The RAM front gives this an absolutely uncanny resemblance to the Canyonero on the Simpsons show, which was totally unintentional,” Abimelex explains in the Instagram post below.

At the other end, of the vehicle, we find a third row of seats, so this bad boy can provide seating for up to seven people. And you can take a peek at the cabin, with its dazzling red finish, in the gallery below.

Chrysler 360 and 440 V8s for the 1979 Dodge Durango

Behind the said fascia, the artist reversed Chrysler’s decision to keep the AMC V8s, fitting the Durango with the latter’s 360 ci and 440 ci (7.2L) units. Now, even though the latter was retired in 1978 and the former saw its output decreasing due to the strict emission regulations imposed in the Malaise Era (largely ranging from 1973 to 1983), there were still ways to deliver reasonable muscle. 

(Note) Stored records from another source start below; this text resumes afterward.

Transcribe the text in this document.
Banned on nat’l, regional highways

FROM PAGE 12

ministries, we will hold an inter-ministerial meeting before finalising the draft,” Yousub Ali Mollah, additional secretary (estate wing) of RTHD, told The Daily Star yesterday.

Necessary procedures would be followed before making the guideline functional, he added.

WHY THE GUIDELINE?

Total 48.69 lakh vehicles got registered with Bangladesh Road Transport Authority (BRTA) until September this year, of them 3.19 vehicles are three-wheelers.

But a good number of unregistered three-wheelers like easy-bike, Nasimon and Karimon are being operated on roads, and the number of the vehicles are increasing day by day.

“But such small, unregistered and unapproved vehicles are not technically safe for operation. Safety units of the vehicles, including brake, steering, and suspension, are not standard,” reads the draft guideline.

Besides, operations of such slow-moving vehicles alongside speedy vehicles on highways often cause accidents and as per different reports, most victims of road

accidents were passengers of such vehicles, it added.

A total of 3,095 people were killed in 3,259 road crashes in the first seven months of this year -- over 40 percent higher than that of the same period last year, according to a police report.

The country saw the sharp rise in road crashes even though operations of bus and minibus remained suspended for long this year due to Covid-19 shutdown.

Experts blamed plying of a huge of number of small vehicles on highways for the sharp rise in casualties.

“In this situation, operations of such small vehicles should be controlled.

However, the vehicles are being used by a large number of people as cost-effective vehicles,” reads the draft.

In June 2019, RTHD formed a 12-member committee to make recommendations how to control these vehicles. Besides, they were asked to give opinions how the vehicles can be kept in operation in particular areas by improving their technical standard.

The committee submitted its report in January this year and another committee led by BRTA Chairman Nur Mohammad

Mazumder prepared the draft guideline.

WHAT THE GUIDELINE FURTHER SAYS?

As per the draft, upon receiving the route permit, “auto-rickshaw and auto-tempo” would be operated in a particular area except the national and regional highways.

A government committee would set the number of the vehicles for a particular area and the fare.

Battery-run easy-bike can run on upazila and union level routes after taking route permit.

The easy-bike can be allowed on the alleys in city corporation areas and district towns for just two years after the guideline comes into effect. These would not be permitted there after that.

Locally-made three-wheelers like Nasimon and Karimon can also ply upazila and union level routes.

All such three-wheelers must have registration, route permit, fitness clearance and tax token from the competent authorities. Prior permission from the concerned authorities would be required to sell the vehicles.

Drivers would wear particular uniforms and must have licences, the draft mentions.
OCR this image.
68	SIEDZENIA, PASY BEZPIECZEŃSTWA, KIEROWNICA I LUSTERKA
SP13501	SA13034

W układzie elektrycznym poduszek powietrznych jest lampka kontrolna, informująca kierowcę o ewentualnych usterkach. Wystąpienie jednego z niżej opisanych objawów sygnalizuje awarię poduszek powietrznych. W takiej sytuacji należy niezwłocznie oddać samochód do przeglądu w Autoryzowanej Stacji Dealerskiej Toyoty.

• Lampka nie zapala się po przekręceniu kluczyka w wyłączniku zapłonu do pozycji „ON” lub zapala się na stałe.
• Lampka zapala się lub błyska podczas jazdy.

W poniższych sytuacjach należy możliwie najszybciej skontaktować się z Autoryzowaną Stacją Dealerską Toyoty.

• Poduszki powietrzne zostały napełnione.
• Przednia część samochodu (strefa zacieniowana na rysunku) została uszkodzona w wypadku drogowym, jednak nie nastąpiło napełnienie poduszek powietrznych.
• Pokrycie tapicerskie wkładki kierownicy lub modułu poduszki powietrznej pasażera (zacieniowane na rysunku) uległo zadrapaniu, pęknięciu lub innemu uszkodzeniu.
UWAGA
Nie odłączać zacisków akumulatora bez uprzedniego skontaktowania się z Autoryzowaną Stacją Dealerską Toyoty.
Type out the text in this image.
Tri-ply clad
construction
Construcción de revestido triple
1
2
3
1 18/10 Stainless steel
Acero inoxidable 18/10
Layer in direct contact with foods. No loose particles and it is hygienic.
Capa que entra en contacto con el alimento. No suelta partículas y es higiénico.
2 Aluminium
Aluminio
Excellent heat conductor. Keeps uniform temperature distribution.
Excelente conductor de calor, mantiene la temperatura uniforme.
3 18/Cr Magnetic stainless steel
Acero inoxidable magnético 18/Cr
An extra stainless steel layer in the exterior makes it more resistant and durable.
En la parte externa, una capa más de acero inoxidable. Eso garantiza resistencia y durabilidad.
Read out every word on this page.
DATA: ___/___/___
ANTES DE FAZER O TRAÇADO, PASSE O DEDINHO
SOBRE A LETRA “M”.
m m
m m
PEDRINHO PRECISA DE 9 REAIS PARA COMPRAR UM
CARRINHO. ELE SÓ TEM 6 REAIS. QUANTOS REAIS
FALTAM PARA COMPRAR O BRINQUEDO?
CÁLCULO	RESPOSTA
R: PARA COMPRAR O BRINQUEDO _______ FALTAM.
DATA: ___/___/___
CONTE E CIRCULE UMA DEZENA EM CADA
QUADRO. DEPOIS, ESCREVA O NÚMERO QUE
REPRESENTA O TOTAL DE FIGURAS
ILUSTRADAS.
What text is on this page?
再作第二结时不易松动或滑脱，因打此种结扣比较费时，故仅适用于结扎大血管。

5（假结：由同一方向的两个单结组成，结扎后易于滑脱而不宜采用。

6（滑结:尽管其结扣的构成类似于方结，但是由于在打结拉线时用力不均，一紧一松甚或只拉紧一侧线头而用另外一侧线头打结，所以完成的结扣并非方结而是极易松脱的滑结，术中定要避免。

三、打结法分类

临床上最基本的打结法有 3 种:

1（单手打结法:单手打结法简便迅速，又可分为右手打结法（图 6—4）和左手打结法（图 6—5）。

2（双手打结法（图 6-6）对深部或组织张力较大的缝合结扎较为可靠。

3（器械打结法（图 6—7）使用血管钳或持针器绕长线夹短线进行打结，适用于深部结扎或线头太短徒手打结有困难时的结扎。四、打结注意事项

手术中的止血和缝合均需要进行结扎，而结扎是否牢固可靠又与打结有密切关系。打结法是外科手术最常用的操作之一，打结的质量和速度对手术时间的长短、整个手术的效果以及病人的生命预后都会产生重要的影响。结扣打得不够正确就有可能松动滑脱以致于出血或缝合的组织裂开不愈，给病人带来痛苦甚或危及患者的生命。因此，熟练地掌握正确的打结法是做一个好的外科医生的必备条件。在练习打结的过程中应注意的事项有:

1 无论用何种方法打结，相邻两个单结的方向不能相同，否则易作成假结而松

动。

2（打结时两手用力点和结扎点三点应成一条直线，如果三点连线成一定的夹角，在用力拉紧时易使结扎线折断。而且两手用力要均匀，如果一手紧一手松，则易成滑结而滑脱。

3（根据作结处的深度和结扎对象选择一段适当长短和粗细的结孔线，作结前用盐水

For one, Dodge’s infamous 1978-1979 Li’l Red Express took advantage of the fact that it was a truck and not a car, thus skipping the catalytic converters for its initial year, while featuring other performance parts such as a four-barrel carburetor and a police-spec intake manifold. So, instead of delivering 160 hp like a regular Malaise-era 360, this motor made 225 hp and 295 lb-ft of torque.

It would seem that the 3D wizard, prefers the pre-Quadra-Trac manually-selectable transfer case and manual-locking hubs that allowed one to disconnect the front wheels.

The idea here is to offer an SUV that sports old-school off-roading credentials rather than simply sticking to asphalt transportations needs, an approach that overlanding fans will probably appreciate.

To top it all off in his usual way, the artist even whipped up a sales brochure for the ’79 Dodge Durango, financing options included.

Let’s talk RPM (real project in the making) Potential, shall we?

We’re not quite sure somebody would like to be this specific when using a classic Wagoneer for a real-world build, unless they aimed to bring this stunning rendering to life, of course. And that’s why we’ll stick to 4/10.

However, with the abundance of OG Wagoneers and Cherokees, you never know when a wacky project of the sort, such as this 880 hp 5.7L HEMI-swapped 1975 Cherokee, can surprise you at Cars and Coffee or even at the drag strip.

PS: If you’ve been keeping an eye on the rendering realm, you’ve probably noticed that off-roading builds like this one are trending, so expect to see more CGI terrain tamers in the future.